If the main driving force behind the acceleration of inflation was the increase in oil and gas prices caused by the Russia-Ukraine conflict, then European countries, which are more directly affected by the conflict, should have had more severe inflation than the U.S..But consumer prices in the U.S. have grown faster than those in the eurozone.
According to Eurostat, the European Union's statistical office, the eurozone's consumer price index/harmonized index of consumer prices－an inflation and price stability indicator of the European Central Bank－jumped 7.54 percent year-on-year in March, nearly 1 percentage point lower than the U.S. figure.
Germany is highly dependent on Russian oil and natural gas imports, with statistics published by the International Energy Agency showing that the country imported 46 percent of its gas and 37 percent of its oil from Russia. In comparison, U.S. imports of gas and oil from Russia are negligible. However, Germany's consumer price index/harmonized index of consumer prices rose 7.6 percent in March, 0.9 percentage point lower than the U.S., which indicates that the U.S.' inflation woes should not be attributed to the Ukraine crisis.

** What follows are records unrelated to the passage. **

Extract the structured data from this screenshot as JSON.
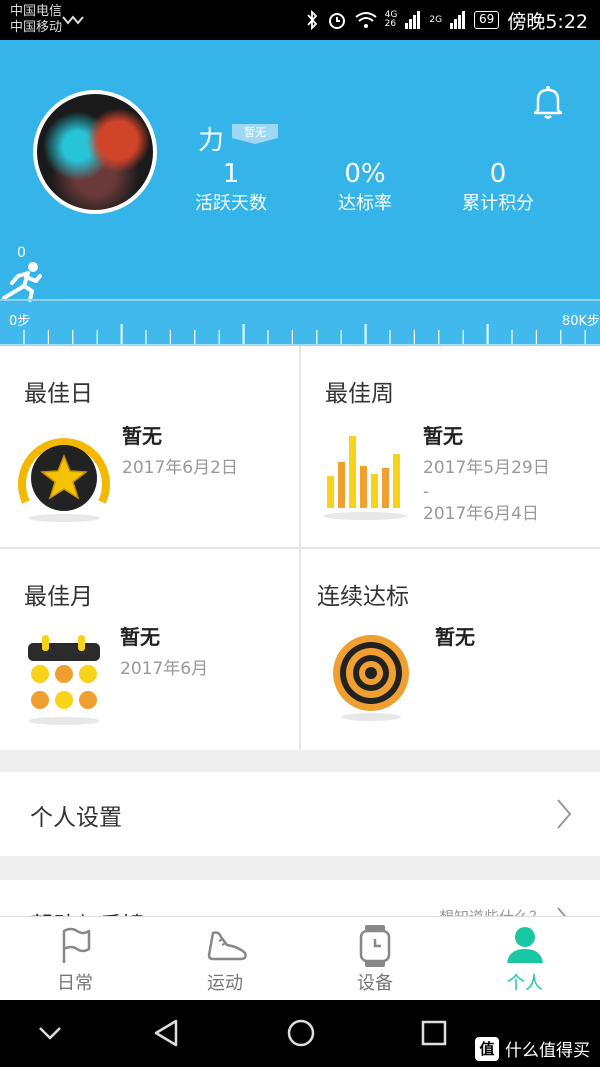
{
  "status_bar": {
    "carrier_1": "中国电信",
    "carrier_2": "中国移动",
    "battery": "69",
    "time": "傍晚5:22",
    "net_1": "4G",
    "net_2": "2G"
  },
  "profile": {
    "username": "力",
    "badge": "暂无",
    "stats": [
      {
        "value": "1",
        "label": "活跃天数"
      },
      {
        "value": "0%",
        "label": "达标率"
      },
      {
        "value": "0",
        "label": "累计积分"
      }
    ],
    "steps_value": "0",
    "ruler_start": "0步",
    "ruler_end": "80K步"
  },
  "cards": {
    "best_day": {
      "title": "最佳日",
      "main": "暂无",
      "date": "2017年6月2日"
    },
    "best_week": {
      "title": "最佳周",
      "main": "暂无",
      "date_start": "2017年5月29日",
      "sep": "-",
      "date_end": "2017年6月4日"
    },
    "best_month": {
      "title": "最佳月",
      "main": "暂无",
      "date": "2017年6月"
    },
    "streak": {
      "title": "连续达标",
      "main": "暂无"
    }
  },
  "menu": {
    "settings": "个人设置",
    "help": "帮助与反馈",
    "help_hint": "想知道些什么？"
  },
  "tabs": [
    {
      "label": "日常"
    },
    {
      "label": "运动"
    },
    {
      "label": "设备"
    },
    {
      "label": "个人"
    }
  ],
  "watermark": {
    "badge": "值",
    "text": "什么值得买"
  },
  "colors": {
    "header": "#35b4ea",
    "accent": "#19c7a5",
    "gold": "#f5b800",
    "orange": "#f0a030"
  }
}
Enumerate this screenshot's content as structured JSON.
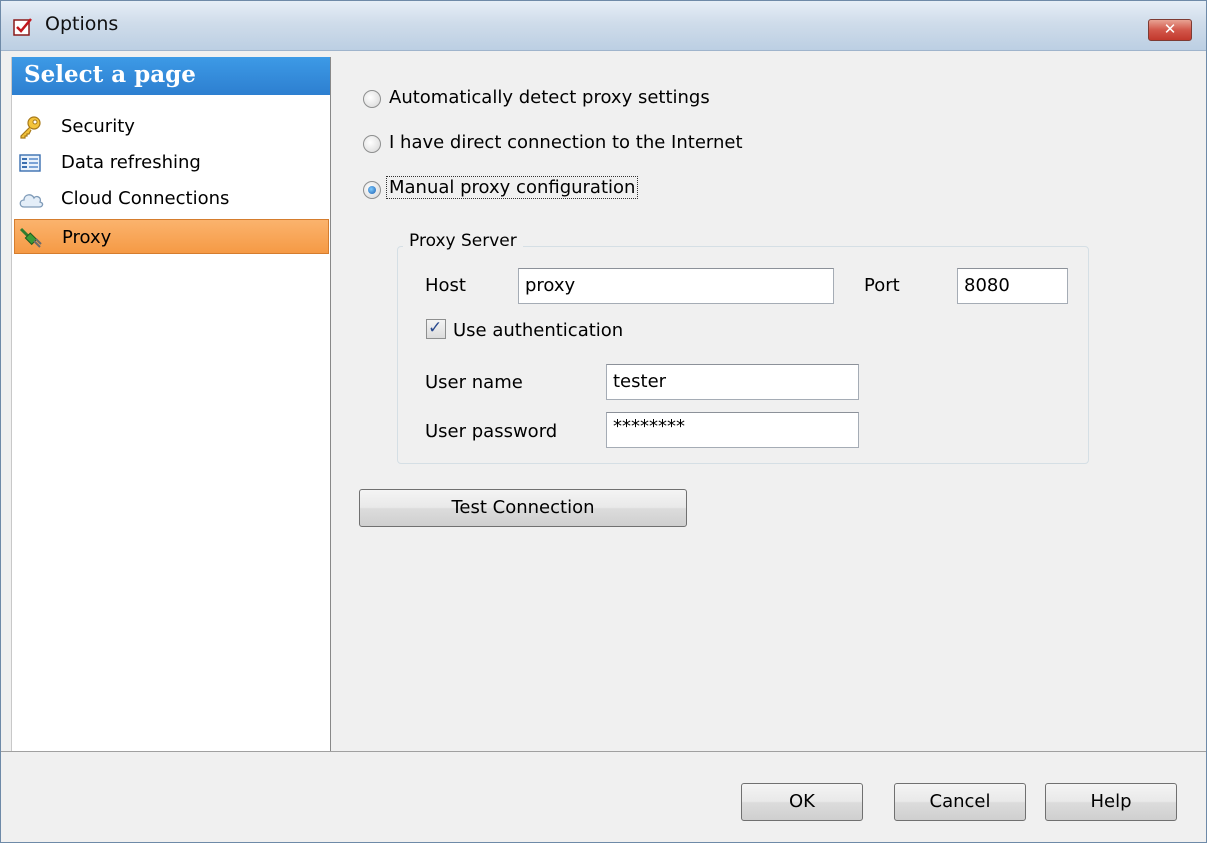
{
  "window": {
    "title": "Options",
    "close_glyph": "✕",
    "app_icon": "checkbox-window-icon"
  },
  "sidebar": {
    "header": "Select a page",
    "items": [
      {
        "label": "Security",
        "icon": "key-icon",
        "selected": false
      },
      {
        "label": "Data refreshing",
        "icon": "table-icon",
        "selected": false
      },
      {
        "label": "Cloud Connections",
        "icon": "cloud-icon",
        "selected": false
      },
      {
        "label": "Proxy",
        "icon": "proxy-plug-icon",
        "selected": true
      }
    ]
  },
  "proxy": {
    "options": [
      {
        "label": "Automatically detect proxy settings",
        "checked": false
      },
      {
        "label": "I have direct connection to the Internet",
        "checked": false
      },
      {
        "label": "Manual proxy configuration",
        "checked": true
      }
    ],
    "group_title": "Proxy Server",
    "host_label": "Host",
    "host_value": "proxy",
    "port_label": "Port",
    "port_value": "8080",
    "use_auth_label": "Use authentication",
    "use_auth_checked": true,
    "user_name_label": "User name",
    "user_name_value": "tester",
    "user_password_label": "User password",
    "user_password_value": "********",
    "test_button": "Test Connection"
  },
  "footer": {
    "ok": "OK",
    "cancel": "Cancel",
    "help": "Help"
  },
  "colors": {
    "nav_header": "#2d7fd0",
    "selected_item": "#f59a45",
    "close_button": "#c2382c"
  }
}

The main cause of the U.S. inflation is its aggressive monetary and fiscal policies. In the first half of 2020, the Federal Reserve launched massive quantitative easing, which pumped hefty amounts of money into the market.

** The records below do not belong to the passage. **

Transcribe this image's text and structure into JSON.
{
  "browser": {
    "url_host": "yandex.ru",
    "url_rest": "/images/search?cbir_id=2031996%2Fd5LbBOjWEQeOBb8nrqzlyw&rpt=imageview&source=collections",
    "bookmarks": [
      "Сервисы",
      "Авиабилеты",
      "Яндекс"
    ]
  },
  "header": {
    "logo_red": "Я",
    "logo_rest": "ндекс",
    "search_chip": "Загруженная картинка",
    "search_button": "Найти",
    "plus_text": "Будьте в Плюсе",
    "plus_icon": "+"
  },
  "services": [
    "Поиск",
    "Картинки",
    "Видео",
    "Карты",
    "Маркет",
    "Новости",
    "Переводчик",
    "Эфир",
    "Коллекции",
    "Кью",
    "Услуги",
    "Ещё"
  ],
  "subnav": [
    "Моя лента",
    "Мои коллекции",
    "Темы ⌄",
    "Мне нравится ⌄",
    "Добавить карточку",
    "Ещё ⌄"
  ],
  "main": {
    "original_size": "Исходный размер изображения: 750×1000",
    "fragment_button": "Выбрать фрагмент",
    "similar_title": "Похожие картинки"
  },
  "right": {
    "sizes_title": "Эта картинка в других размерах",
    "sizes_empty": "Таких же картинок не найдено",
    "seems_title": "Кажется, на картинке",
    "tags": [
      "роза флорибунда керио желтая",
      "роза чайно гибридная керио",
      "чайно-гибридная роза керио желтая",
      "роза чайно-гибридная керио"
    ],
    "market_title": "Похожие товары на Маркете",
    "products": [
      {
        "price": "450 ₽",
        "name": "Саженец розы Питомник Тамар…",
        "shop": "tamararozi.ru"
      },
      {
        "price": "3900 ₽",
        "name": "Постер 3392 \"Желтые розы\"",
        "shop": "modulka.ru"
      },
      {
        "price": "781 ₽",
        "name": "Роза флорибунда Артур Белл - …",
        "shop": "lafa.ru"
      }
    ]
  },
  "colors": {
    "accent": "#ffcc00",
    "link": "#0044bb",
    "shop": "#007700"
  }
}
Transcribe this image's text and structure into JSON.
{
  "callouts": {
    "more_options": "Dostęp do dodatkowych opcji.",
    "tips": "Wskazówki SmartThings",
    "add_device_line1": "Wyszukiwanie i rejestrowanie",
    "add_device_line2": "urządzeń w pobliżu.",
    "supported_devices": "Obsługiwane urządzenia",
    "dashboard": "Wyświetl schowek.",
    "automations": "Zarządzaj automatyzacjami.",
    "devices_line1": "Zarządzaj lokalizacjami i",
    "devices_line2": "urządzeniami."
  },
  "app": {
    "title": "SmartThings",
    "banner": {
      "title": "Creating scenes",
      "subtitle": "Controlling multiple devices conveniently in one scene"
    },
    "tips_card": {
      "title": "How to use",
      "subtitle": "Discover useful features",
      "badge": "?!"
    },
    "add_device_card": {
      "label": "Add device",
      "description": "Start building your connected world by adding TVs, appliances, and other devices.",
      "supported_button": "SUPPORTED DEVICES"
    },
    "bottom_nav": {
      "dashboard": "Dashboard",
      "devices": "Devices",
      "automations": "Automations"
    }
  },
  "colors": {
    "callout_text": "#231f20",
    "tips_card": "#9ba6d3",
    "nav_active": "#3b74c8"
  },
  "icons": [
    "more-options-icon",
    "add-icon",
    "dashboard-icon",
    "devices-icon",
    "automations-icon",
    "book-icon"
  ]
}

From May 2020 to March 2021, M1－a narrow measure of money supply that covers cash in circulation and current deposits－surged more than 300 percent on a monthly basis on average, and M2, which covers cash in circulation and all deposits, rose more than 20 percent, which has fueled the rise of prices in the U.S..
In terms of fiscal deficit, data from the U.S. Treasury Department shows that the country's fiscal deficit was $3.13 trillion in fiscal 2020 and $2.77 trillion in fiscal 2021, the highest and second-highest in history. The deficit-to-GDP ratio was 15.2 percent in 2020 and 12.4 percent in 2021.

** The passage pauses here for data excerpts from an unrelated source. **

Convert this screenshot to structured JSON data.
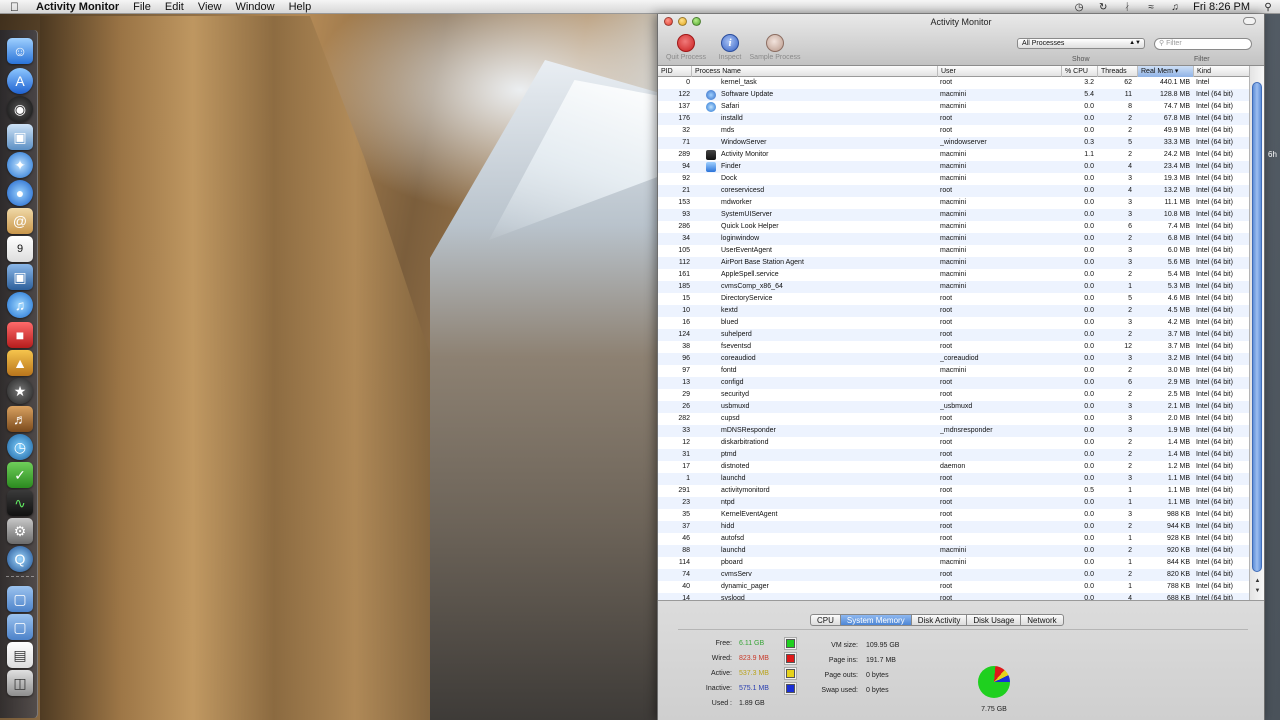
{
  "menubar": {
    "app_name": "Activity Monitor",
    "items": [
      "File",
      "Edit",
      "View",
      "Window",
      "Help"
    ],
    "clock": "Fri 8:26 PM"
  },
  "window": {
    "title": "Activity Monitor",
    "toolbar": {
      "quit_label": "Quit Process",
      "inspect_label": "Inspect",
      "sample_label": "Sample Process",
      "show_value": "All Processes",
      "show_label": "Show",
      "filter_placeholder": "Filter",
      "filter_label": "Filter"
    },
    "columns": {
      "pid": "PID",
      "name": "Process Name",
      "user": "User",
      "cpu": "% CPU",
      "threads": "Threads",
      "mem": "Real Mem",
      "kind": "Kind"
    },
    "processes": [
      {
        "pid": "0",
        "icon": "",
        "name": "kernel_task",
        "user": "root",
        "cpu": "3.2",
        "threads": "62",
        "mem": "440.1 MB",
        "kind": "Intel"
      },
      {
        "pid": "122",
        "icon": "software-update",
        "name": "Software Update",
        "user": "macmini",
        "cpu": "5.4",
        "threads": "11",
        "mem": "128.8 MB",
        "kind": "Intel (64 bit)"
      },
      {
        "pid": "137",
        "icon": "safari",
        "name": "Safari",
        "user": "macmini",
        "cpu": "0.0",
        "threads": "8",
        "mem": "74.7 MB",
        "kind": "Intel (64 bit)"
      },
      {
        "pid": "176",
        "icon": "",
        "name": "installd",
        "user": "root",
        "cpu": "0.0",
        "threads": "2",
        "mem": "67.8 MB",
        "kind": "Intel (64 bit)"
      },
      {
        "pid": "32",
        "icon": "",
        "name": "mds",
        "user": "root",
        "cpu": "0.0",
        "threads": "2",
        "mem": "49.9 MB",
        "kind": "Intel (64 bit)"
      },
      {
        "pid": "71",
        "icon": "",
        "name": "WindowServer",
        "user": "_windowserver",
        "cpu": "0.3",
        "threads": "5",
        "mem": "33.3 MB",
        "kind": "Intel (64 bit)"
      },
      {
        "pid": "289",
        "icon": "activity-monitor",
        "name": "Activity Monitor",
        "user": "macmini",
        "cpu": "1.1",
        "threads": "2",
        "mem": "24.2 MB",
        "kind": "Intel (64 bit)"
      },
      {
        "pid": "94",
        "icon": "finder",
        "name": "Finder",
        "user": "macmini",
        "cpu": "0.0",
        "threads": "4",
        "mem": "23.4 MB",
        "kind": "Intel (64 bit)"
      },
      {
        "pid": "92",
        "icon": "",
        "name": "Dock",
        "user": "macmini",
        "cpu": "0.0",
        "threads": "3",
        "mem": "19.3 MB",
        "kind": "Intel (64 bit)"
      },
      {
        "pid": "21",
        "icon": "",
        "name": "coreservicesd",
        "user": "root",
        "cpu": "0.0",
        "threads": "4",
        "mem": "13.2 MB",
        "kind": "Intel (64 bit)"
      },
      {
        "pid": "153",
        "icon": "",
        "name": "mdworker",
        "user": "macmini",
        "cpu": "0.0",
        "threads": "3",
        "mem": "11.1 MB",
        "kind": "Intel (64 bit)"
      },
      {
        "pid": "93",
        "icon": "",
        "name": "SystemUIServer",
        "user": "macmini",
        "cpu": "0.0",
        "threads": "3",
        "mem": "10.8 MB",
        "kind": "Intel (64 bit)"
      },
      {
        "pid": "286",
        "icon": "",
        "name": "Quick Look Helper",
        "user": "macmini",
        "cpu": "0.0",
        "threads": "6",
        "mem": "7.4 MB",
        "kind": "Intel (64 bit)"
      },
      {
        "pid": "34",
        "icon": "",
        "name": "loginwindow",
        "user": "macmini",
        "cpu": "0.0",
        "threads": "2",
        "mem": "6.8 MB",
        "kind": "Intel (64 bit)"
      },
      {
        "pid": "105",
        "icon": "",
        "name": "UserEventAgent",
        "user": "macmini",
        "cpu": "0.0",
        "threads": "3",
        "mem": "6.0 MB",
        "kind": "Intel (64 bit)"
      },
      {
        "pid": "112",
        "icon": "",
        "name": "AirPort Base Station Agent",
        "user": "macmini",
        "cpu": "0.0",
        "threads": "3",
        "mem": "5.6 MB",
        "kind": "Intel (64 bit)"
      },
      {
        "pid": "161",
        "icon": "",
        "name": "AppleSpell.service",
        "user": "macmini",
        "cpu": "0.0",
        "threads": "2",
        "mem": "5.4 MB",
        "kind": "Intel (64 bit)"
      },
      {
        "pid": "185",
        "icon": "",
        "name": "cvmsComp_x86_64",
        "user": "macmini",
        "cpu": "0.0",
        "threads": "1",
        "mem": "5.3 MB",
        "kind": "Intel (64 bit)"
      },
      {
        "pid": "15",
        "icon": "",
        "name": "DirectoryService",
        "user": "root",
        "cpu": "0.0",
        "threads": "5",
        "mem": "4.6 MB",
        "kind": "Intel (64 bit)"
      },
      {
        "pid": "10",
        "icon": "",
        "name": "kextd",
        "user": "root",
        "cpu": "0.0",
        "threads": "2",
        "mem": "4.5 MB",
        "kind": "Intel (64 bit)"
      },
      {
        "pid": "16",
        "icon": "",
        "name": "blued",
        "user": "root",
        "cpu": "0.0",
        "threads": "3",
        "mem": "4.2 MB",
        "kind": "Intel (64 bit)"
      },
      {
        "pid": "124",
        "icon": "",
        "name": "suhelperd",
        "user": "root",
        "cpu": "0.0",
        "threads": "2",
        "mem": "3.7 MB",
        "kind": "Intel (64 bit)"
      },
      {
        "pid": "38",
        "icon": "",
        "name": "fseventsd",
        "user": "root",
        "cpu": "0.0",
        "threads": "12",
        "mem": "3.7 MB",
        "kind": "Intel (64 bit)"
      },
      {
        "pid": "96",
        "icon": "",
        "name": "coreaudiod",
        "user": "_coreaudiod",
        "cpu": "0.0",
        "threads": "3",
        "mem": "3.2 MB",
        "kind": "Intel (64 bit)"
      },
      {
        "pid": "97",
        "icon": "",
        "name": "fontd",
        "user": "macmini",
        "cpu": "0.0",
        "threads": "2",
        "mem": "3.0 MB",
        "kind": "Intel (64 bit)"
      },
      {
        "pid": "13",
        "icon": "",
        "name": "configd",
        "user": "root",
        "cpu": "0.0",
        "threads": "6",
        "mem": "2.9 MB",
        "kind": "Intel (64 bit)"
      },
      {
        "pid": "29",
        "icon": "",
        "name": "securityd",
        "user": "root",
        "cpu": "0.0",
        "threads": "2",
        "mem": "2.5 MB",
        "kind": "Intel (64 bit)"
      },
      {
        "pid": "26",
        "icon": "",
        "name": "usbmuxd",
        "user": "_usbmuxd",
        "cpu": "0.0",
        "threads": "3",
        "mem": "2.1 MB",
        "kind": "Intel (64 bit)"
      },
      {
        "pid": "282",
        "icon": "",
        "name": "cupsd",
        "user": "root",
        "cpu": "0.0",
        "threads": "3",
        "mem": "2.0 MB",
        "kind": "Intel (64 bit)"
      },
      {
        "pid": "33",
        "icon": "",
        "name": "mDNSResponder",
        "user": "_mdnsresponder",
        "cpu": "0.0",
        "threads": "3",
        "mem": "1.9 MB",
        "kind": "Intel (64 bit)"
      },
      {
        "pid": "12",
        "icon": "",
        "name": "diskarbitrationd",
        "user": "root",
        "cpu": "0.0",
        "threads": "2",
        "mem": "1.4 MB",
        "kind": "Intel (64 bit)"
      },
      {
        "pid": "31",
        "icon": "",
        "name": "ptmd",
        "user": "root",
        "cpu": "0.0",
        "threads": "2",
        "mem": "1.4 MB",
        "kind": "Intel (64 bit)"
      },
      {
        "pid": "17",
        "icon": "",
        "name": "distnoted",
        "user": "daemon",
        "cpu": "0.0",
        "threads": "2",
        "mem": "1.2 MB",
        "kind": "Intel (64 bit)"
      },
      {
        "pid": "1",
        "icon": "",
        "name": "launchd",
        "user": "root",
        "cpu": "0.0",
        "threads": "3",
        "mem": "1.1 MB",
        "kind": "Intel (64 bit)"
      },
      {
        "pid": "291",
        "icon": "",
        "name": "activitymonitord",
        "user": "root",
        "cpu": "0.5",
        "threads": "1",
        "mem": "1.1 MB",
        "kind": "Intel (64 bit)"
      },
      {
        "pid": "23",
        "icon": "",
        "name": "ntpd",
        "user": "root",
        "cpu": "0.0",
        "threads": "1",
        "mem": "1.1 MB",
        "kind": "Intel (64 bit)"
      },
      {
        "pid": "35",
        "icon": "",
        "name": "KernelEventAgent",
        "user": "root",
        "cpu": "0.0",
        "threads": "3",
        "mem": "988 KB",
        "kind": "Intel (64 bit)"
      },
      {
        "pid": "37",
        "icon": "",
        "name": "hidd",
        "user": "root",
        "cpu": "0.0",
        "threads": "2",
        "mem": "944 KB",
        "kind": "Intel (64 bit)"
      },
      {
        "pid": "46",
        "icon": "",
        "name": "autofsd",
        "user": "root",
        "cpu": "0.0",
        "threads": "1",
        "mem": "928 KB",
        "kind": "Intel (64 bit)"
      },
      {
        "pid": "88",
        "icon": "",
        "name": "launchd",
        "user": "macmini",
        "cpu": "0.0",
        "threads": "2",
        "mem": "920 KB",
        "kind": "Intel (64 bit)"
      },
      {
        "pid": "114",
        "icon": "",
        "name": "pboard",
        "user": "macmini",
        "cpu": "0.0",
        "threads": "1",
        "mem": "844 KB",
        "kind": "Intel (64 bit)"
      },
      {
        "pid": "74",
        "icon": "",
        "name": "cvmsServ",
        "user": "root",
        "cpu": "0.0",
        "threads": "2",
        "mem": "820 KB",
        "kind": "Intel (64 bit)"
      },
      {
        "pid": "40",
        "icon": "",
        "name": "dynamic_pager",
        "user": "root",
        "cpu": "0.0",
        "threads": "1",
        "mem": "788 KB",
        "kind": "Intel (64 bit)"
      },
      {
        "pid": "14",
        "icon": "",
        "name": "syslogd",
        "user": "root",
        "cpu": "0.0",
        "threads": "4",
        "mem": "688 KB",
        "kind": "Intel (64 bit)"
      }
    ],
    "tabs": [
      "CPU",
      "System Memory",
      "Disk Activity",
      "Disk Usage",
      "Network"
    ],
    "active_tab": "System Memory",
    "memory": {
      "free_label": "Free:",
      "free_value": "6.11 GB",
      "wired_label": "Wired:",
      "wired_value": "823.9 MB",
      "active_label": "Active:",
      "active_value": "537.3 MB",
      "inactive_label": "Inactive:",
      "inactive_value": "575.1 MB",
      "used_label": "Used :",
      "used_value": "1.89 GB",
      "vm_size_label": "VM size:",
      "vm_size_value": "109.95 GB",
      "page_ins_label": "Page ins:",
      "page_ins_value": "191.7 MB",
      "page_outs_label": "Page outs:",
      "page_outs_value": "0 bytes",
      "swap_used_label": "Swap used:",
      "swap_used_value": "0 bytes",
      "total": "7.75 GB",
      "colors": {
        "free": "#1fd01f",
        "wired": "#e01818",
        "active": "#e6d21a",
        "inactive": "#1a2fd6"
      },
      "value_colors": {
        "free": "#3aa63a",
        "wired": "#c83a2a",
        "active": "#b8a21a",
        "inactive": "#2a3fb0"
      }
    }
  },
  "dock_icons": [
    "finder-icon",
    "app-store-icon",
    "dashboard-icon",
    "preview-icon",
    "safari-icon",
    "ichat-icon",
    "mail-icon",
    "ical-icon",
    "iphoto-icon",
    "itunes-icon",
    "photo-booth-icon",
    "iphoto-frame-icon",
    "imovie-icon",
    "garageband-icon",
    "time-machine-icon",
    "update-icon",
    "activity-monitor-icon",
    "system-preferences-icon",
    "quicktime-icon"
  ]
}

The large amount of money pumped into the market by the Fed has been used to buy government bonds to make up for the fiscal deficit, and the fiscal spending has gone into the pockets of residents and enterprises in the forms of subsidies and allowances, which has contributed to the rebound of market demand. However, supply capacity has not recovered at the same pace as demand, resulting in a gap between demand and supply, which has driven inflation higher.
The soaring inflation rates in the U.S. and Europe can be put down to the aggressive monetary and fiscal policies adopted there. The U.S. is the first developed nation to witness accelerated inflation. As the U.S. dollar is an international currency and the increase in its supply far outpaces other global currencies such as the euro, the excessive liquidity of the dollar directly pushed up the prices in the U.S. and also fueled rising inflation worldwide, which has been worsened by the Russia-Ukraine conflict.
Therefore, the U.S. and European countries should tighten their macroeconomic policies and urge Russia and Ukraine to reach a cease-fire agreement through negotiations at an early date to minimize the impact of the conflict on the world economy.
The author is deputy chief economist at the China Center for International Economic Exchanges.